Financial Advisers Respond to Caregiving’s Growing Financial Strain
With more than 53 million Americans providing unpaid care, the financial and emotional pressures of caregiving are intensifying.
As millions of Americans take on caregiving roles, the financial burden is growing and many are unprepared, according to a nationwide study conducted by Edward Jones, in partnership with Morning Consult. The study reveals that 85% of financial advisers work with clients who have caregiving responsibilities, many of whom face unexpected costs and difficult financial trade-offs.
Almost nine in ten advisers (88%) agree that caregiving is more financially challenging than their clients expected, with many unaware and underprepared for the full impact that caregiving will have on their own finances. With more clients stepping into this role, financial advisers need to be prepared to help, Edward Jones says.
With an aging population and the rise of multigenerational caregiving, the number of U.S. caregivers, already over 53 million, is expected to grow significantly. In response, the Edward Jones report says financial advisers are stepping up to guide, support, and advocate for this expanding group.
According to the report, 74% say they believe employers should offer benefits such as financial support or flexible work arrangements for employees with caregiving responsibilities, reflecting a growing demand for supportive workplace policies. This is particularly relevant for caregivers of children younger than 5, with 87% in favor of such benefits.
According to a 2025 trend report from NFP there is a growing focus by employers on supporting workers in the sandwich generation who care for both children and aging parents. Employers are offering comprehensive support, including financial counseling, elder care resources, and concierge tools for managing caregiving. These systems reduce caregivers’ mental and emotional burden while maintaining workplace engagement and productivity, with digital platforms enabling collaborative care management through secure, centralized storage of caregiving notes and appointments.
Shane Jacksteit, a financial adviser at Edward Jones, emphasized the importance of planning. “It’s our responsibility as financial advisers to help clients support their loved ones—without losing sight of their own financial goals,” said Jacksteit. “Our financial advisers are ready to handle complex financial situations—caregiving included. When clients plan ahead and seek out advice, they can support their loved ones with more confidence and control.”

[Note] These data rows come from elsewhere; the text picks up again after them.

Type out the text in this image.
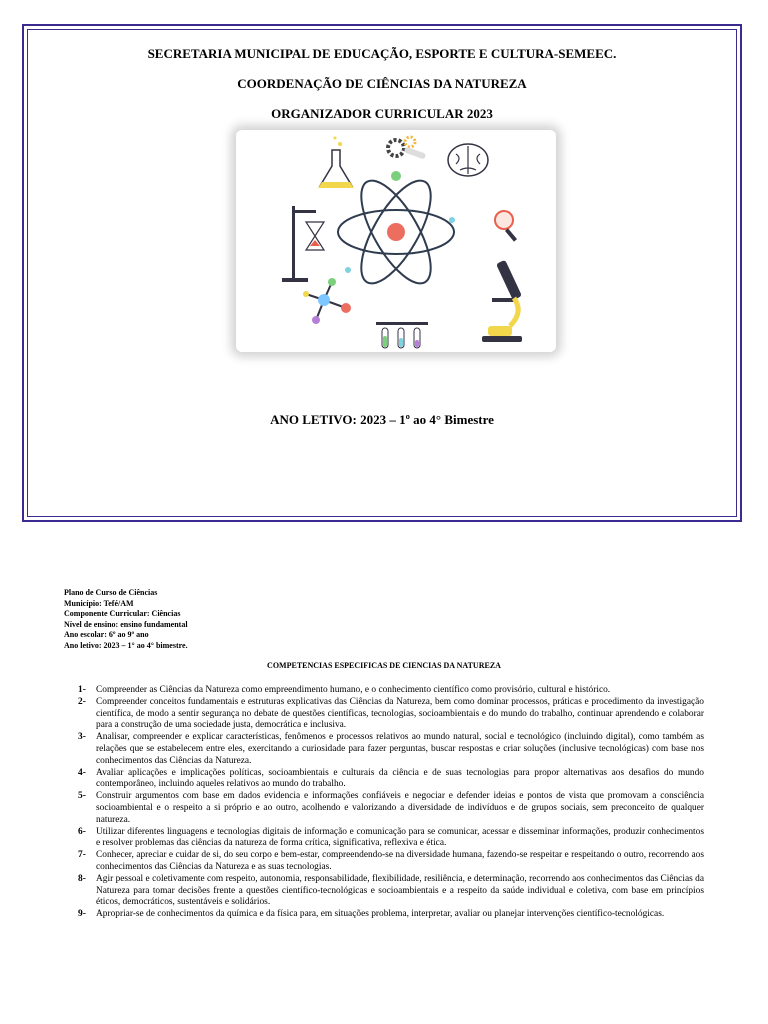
SECRETARIA MUNICIPAL DE EDUCAÇÃO, ESPORTE E CULTURA-SEMEEC.
COORDENAÇÃO DE CIÊNCIAS DA NATUREZA
ORGANIZADOR CURRICULAR 2023
ANO LETIVO: 2023 – 1º ao 4° Bimestre
Plano de Curso de Ciências
Município: Tefé/AM
Componente Curricular: Ciências
Nível de ensino: ensino fundamental
Ano escolar: 6º ao 9º ano
Ano letivo: 2023 – 1° ao 4° bimestre.
COMPETENCIAS ESPECIFICAS DE CIENCIAS DA NATUREZA
1-	Compreender as Ciências da Natureza como empreendimento humano, e o conhecimento científico como provisório, cultural e histórico.
2-	Compreender conceitos fundamentais e estruturas explicativas das Ciências da Natureza, bem como dominar processos, práticas e procedimento da investigação científica, de modo a sentir segurança no debate de questões científicas, tecnologias, socioambientais e do mundo do trabalho, continuar aprendendo e colaborar para a construção de uma sociedade justa, democrática e inclusiva.
3-	Analisar, compreender e explicar características, fenômenos e processos relativos ao mundo natural, social e tecnológico (incluindo digital), como também as relações que se estabelecem entre eles, exercitando a curiosidade para fazer perguntas, buscar respostas e criar soluções (inclusive tecnológicas) com base nos conhecimentos das Ciências da Natureza.
4-	Avaliar aplicações e implicações políticas, socioambientais e culturais da ciência e de suas tecnologias para propor alternativas aos desafios do mundo contemporâneo, incluindo aqueles relativos ao mundo do trabalho.
5-	Construir argumentos com base em dados evidencia e informações confiáveis e negociar e defender ideias e pontos de vista que promovam a consciência socioambiental e o respeito a si próprio e ao outro, acolhendo e valorizando a diversidade de indivíduos e de grupos sociais, sem preconceito de qualquer natureza.
6-	Utilizar diferentes linguagens e tecnologias digitais de informação e comunicação para se comunicar, acessar e disseminar informações, produzir conhecimentos e resolver problemas das ciências da natureza de forma crítica, significativa, reflexiva e ética.
7-	Conhecer, apreciar e cuidar de si, do seu corpo e bem-estar, compreendendo-se na diversidade humana, fazendo-se respeitar e respeitando o outro, recorrendo aos conhecimentos das Ciências da Natureza e as suas tecnologias.
8-	Agir pessoal e coletivamente com respeito, autonomia, responsabilidade, flexibilidade, resiliência, e determinação, recorrendo aos conhecimentos das Ciências da Natureza para tomar decisões frente a questões científico-tecnológicas e socioambientais e a respeito da saúde individual e coletiva, com base em princípios éticos, democráticos, sustentáveis e solidários.
9-	Apropriar-se de conhecimentos da química e da física para, em situações problema, interpretar, avaliar ou planejar intervenções científico-tecnológicas.
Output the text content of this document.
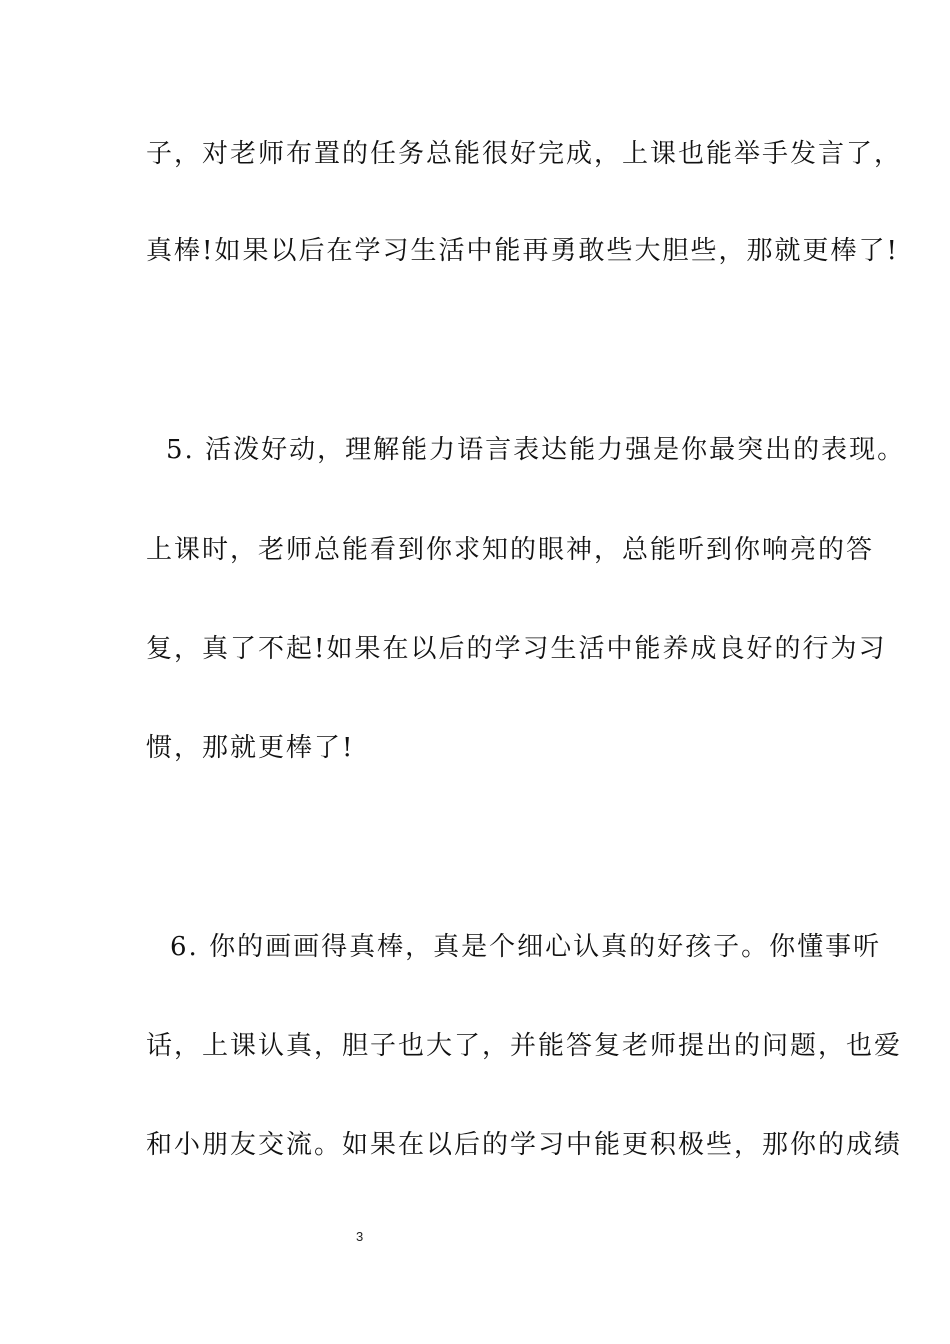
子，对老师布置的任务总能很好完成，上课也能举手发言了，

真棒!如果以后在学习生活中能再勇敢些大胆些，那就更棒了!

5. 活泼好动，理解能力语言表达能力强是你最突出的表现。

上课时，老师总能看到你求知的眼神，总能听到你响亮的答

复，真了不起!如果在以后的学习生活中能养成良好的行为习

惯，那就更棒了!

6. 你的画画得真棒，真是个细心认真的好孩子。你懂事听

话，上课认真，胆子也大了，并能答复老师提出的问题，也爱

和小朋友交流。如果在以后的学习中能更积极些，那你的成绩

3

According to the Edward Jones report, half of financial advisers agree that the following tools are effective when advising caregiving clients: Health Savings Accounts; Long-term care insurance policies; Roth or traditional IRA strategies; Government Assistance Programs.
Advocating Caregiver Financial Relief
Edward Jones noted its support for two pieces of bipartisan legislation aimed at strengthening financial security for caregivers: the Improving Retirement Security for Family Caregivers Act and the Catching Up Family Caregivers Act, sponsored by Sens. Susan Collins (R-Maine) and Mark Warner (D-Virginia), and Reps. Brittany Pettersen (D-Colorado) and Maria Elvira Salazar (R-Florida).

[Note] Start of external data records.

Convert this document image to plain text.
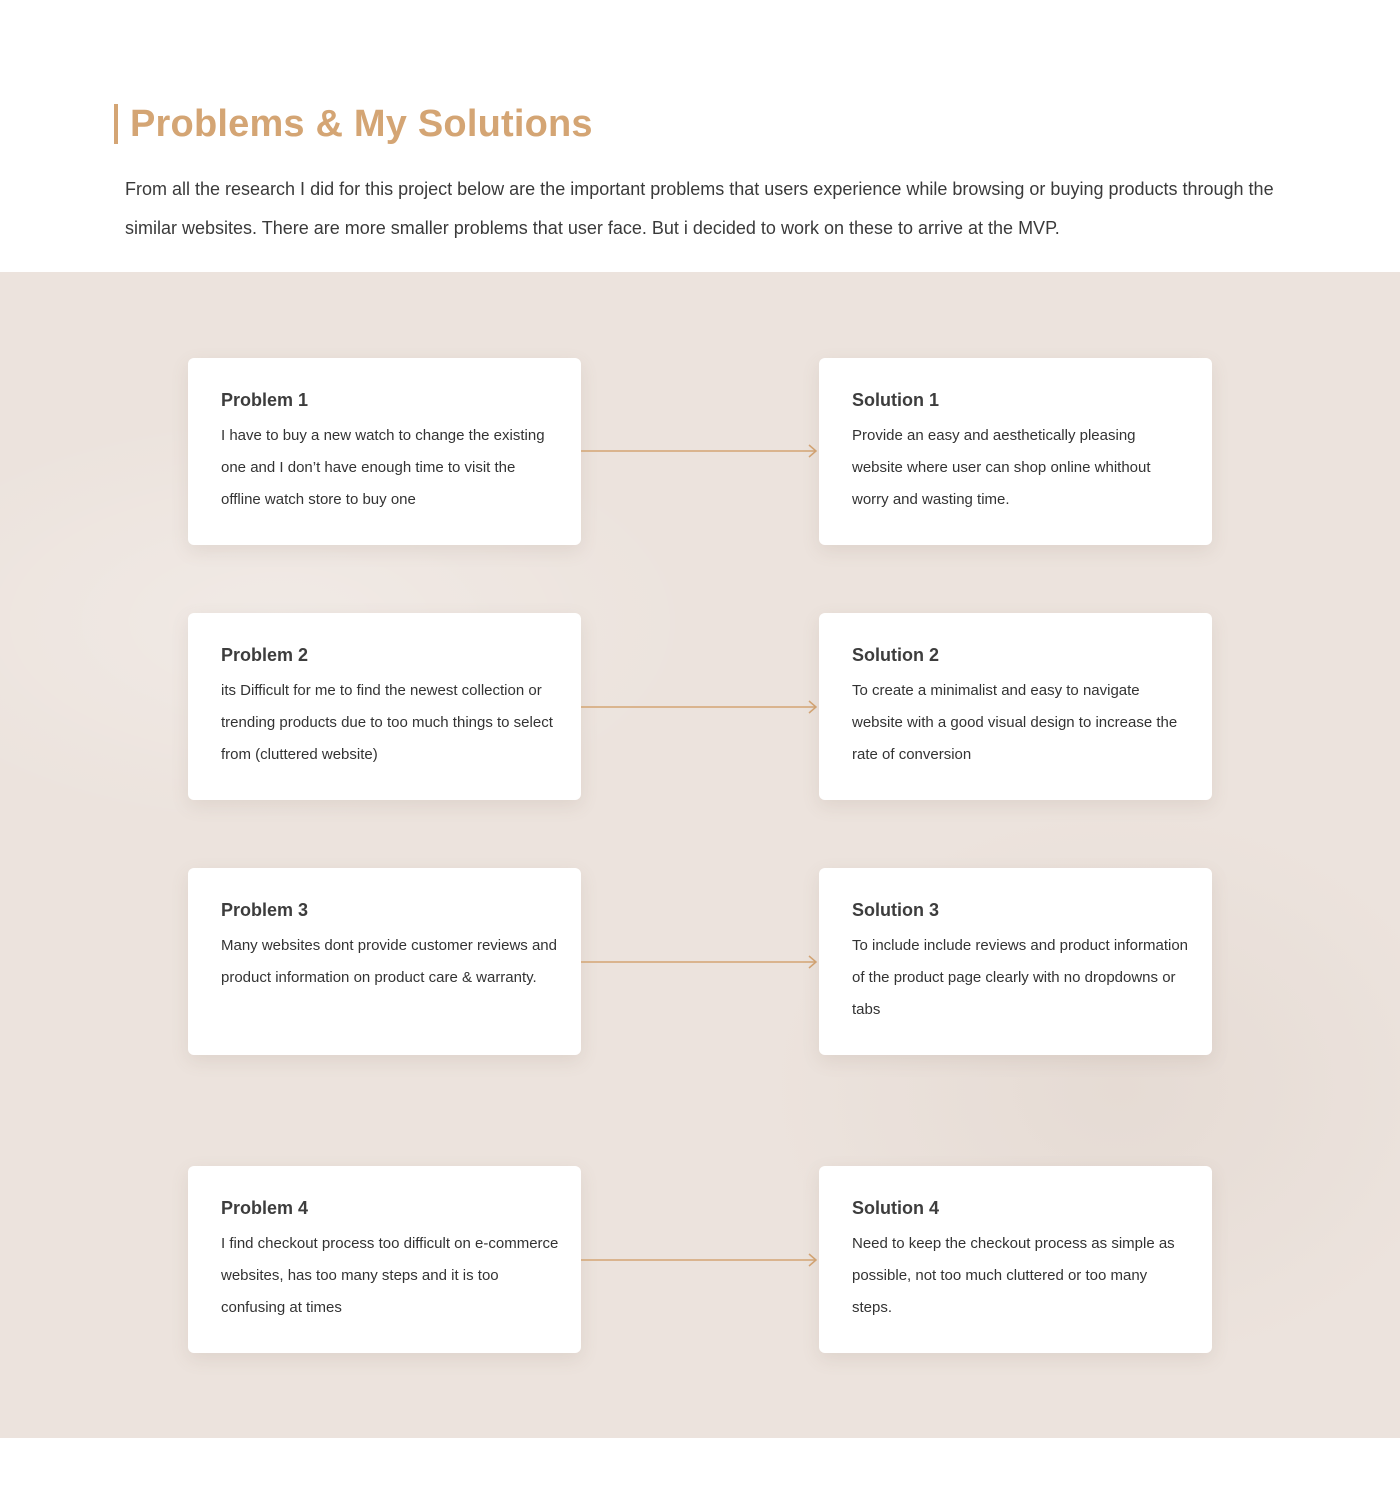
Problems & My Solutions

From all the research I did for this project below are the important problems that users experience while browsing or buying products through the similar websites. There are more smaller problems that user face. But i decided to work on these to arrive at the MVP.

Problem 1
I have to buy a new watch to change the existing one and I don’t have enough time to visit the offline watch store to buy one
Solution 1
Provide an easy and aesthetically pleasing website where user can shop online whithout worry and wasting time.
Problem 2
its Difficult for me to find the newest collection or trending products due to too much things to select from (cluttered website)
Solution 2
To create a minimalist and easy to navigate website with a good visual design to increase the rate of conversion
Problem 3
Many websites dont provide customer reviews and product information on product care & warranty.
Solution 3
To include include reviews and product information of the product page clearly with no dropdowns or tabs
Problem 4
I find checkout process too difficult on e-commerce websites, has too many steps and it is too confusing at times
Solution 4
Need to keep the checkout process as simple as possible, not too much cluttered or too many steps.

These bills build on the SECURE 2.0 Act, offering additional retirement savings opportunities for the millions of Americans providing unpaid care to family and friends. Key provisions include allowing caregivers who provide over 500 hours of care annually and are unable to work at least 500 hours to qualify for higher catch-up retirement contribution limits for up to five years. They also permit caregivers with little or no earned income to make full contributions to a Roth IRA. These proposed changes recognize the economic value of caregiving and aim to ensure caregivers can better prepare for their own financial futures.

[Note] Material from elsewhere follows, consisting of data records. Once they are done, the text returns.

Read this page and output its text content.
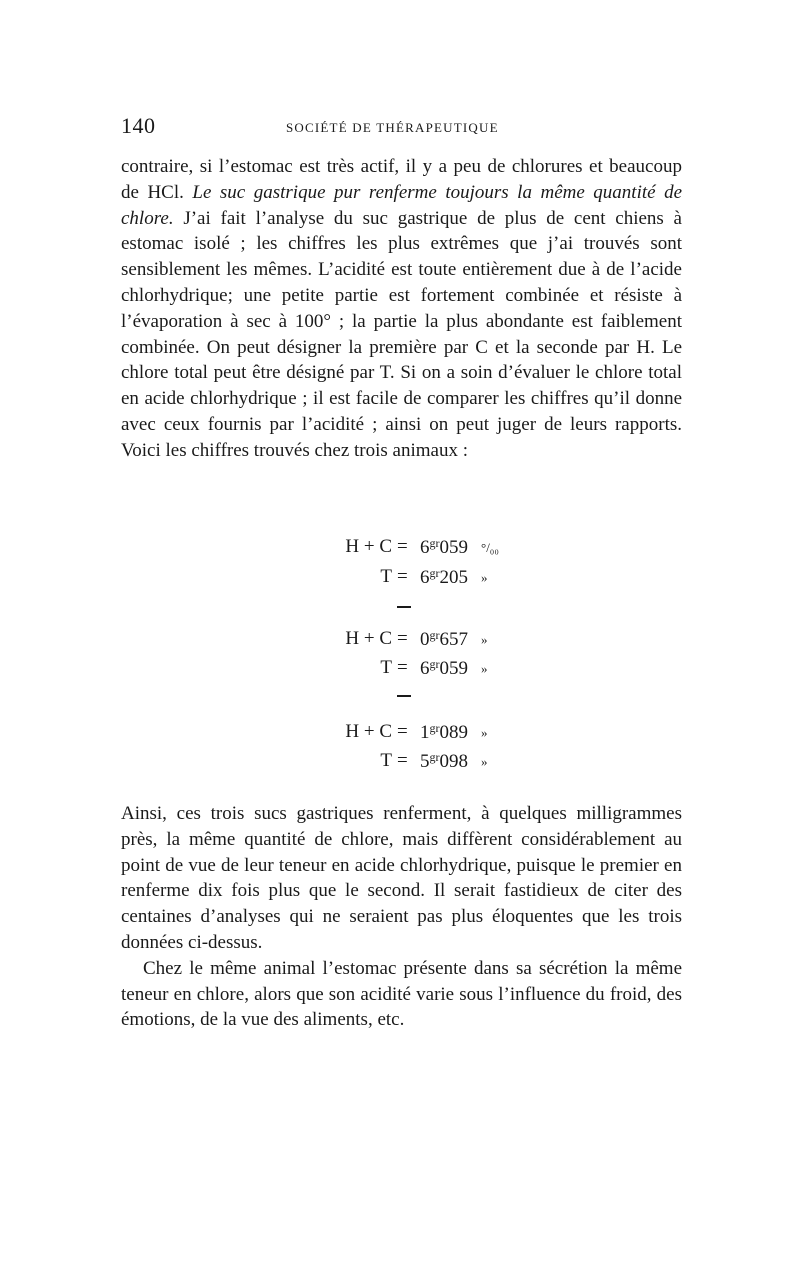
140	SOCIÉTÉ DE THÉRAPEUTIQUE

contraire, si l’estomac est très actif, il y a peu de chlorures et beaucoup de HCl. Le suc gastrique pur renferme toujours la même quantité de chlore. J’ai fait l’analyse du suc gastrique de plus de cent chiens à estomac isolé ; les chiffres les plus extrêmes que j’ai trouvés sont sensiblement les mêmes. L’acidité est toute entièrement due à de l’acide chlorhydrique; une petite partie est fortement combinée et résiste à l’évaporation à sec à 100° ; la partie la plus abondante est faiblement combinée. On peut désigner la première par C et la seconde par H. Le chlore total peut être désigné par T. Si on a soin d’évaluer le chlore total en acide chlorhydrique ; il est facile de comparer les chiffres qu’il donne avec ceux fournis par l’acidité ; ainsi on peut juger de leurs rapports. Voici les chiffres trouvés chez trois animaux :

$H + C = 6^{gr}059$ °/₀₀
$T = 6^{gr}205$ »
$H + C = 0^{gr}657$ »
$T = 6^{gr}059$ »
$H + C = 1^{gr}089$ »
$T = 5^{gr}098$ »

Ainsi, ces trois sucs gastriques renferment, à quelques milligrammes près, la même quantité de chlore, mais diffèrent considérablement au point de vue de leur teneur en acide chlorhydrique, puisque le premier en renferme dix fois plus que le second. Il serait fastidieux de citer des centaines d’analyses qui ne seraient pas plus éloquentes que les trois données ci-dessus.

Chez le même animal l’estomac présente dans sa sécrétion la même teneur en chlore, alors que son acidité varie sous l’influence du froid, des émotions, de la vue des aliments, etc.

The survey found 87% of financial advisers say current government policies for caregivers are inadequate and more than 90% support legislation that would allow caregivers who’ve reduced or left paid work to make additional catch-up contributions to retirement accounts.
Other caregiving legislation proposals include The Lowering Costs for Caregivers Act, introduced May 1 by U.S. Senators Jacky Rosen (D-Nevada) and Bill Cassidy (R-Louisiana). This bill would allow caregivers to use tax-free flexible spending accounts (FSAs) or health savings accounts (HSAs) to pay for qualified medical expenses of a parent or parent-in-law.
Also in consideration is the Credit for Caregiving Act, reintroduced in March by Representative Mike Carey (R-Ohio), which proposes a federal tax credit of up to $5,000 per year to help eligible working family caregivers offset the costs of caring for a spouse or other loved one with long-term needs.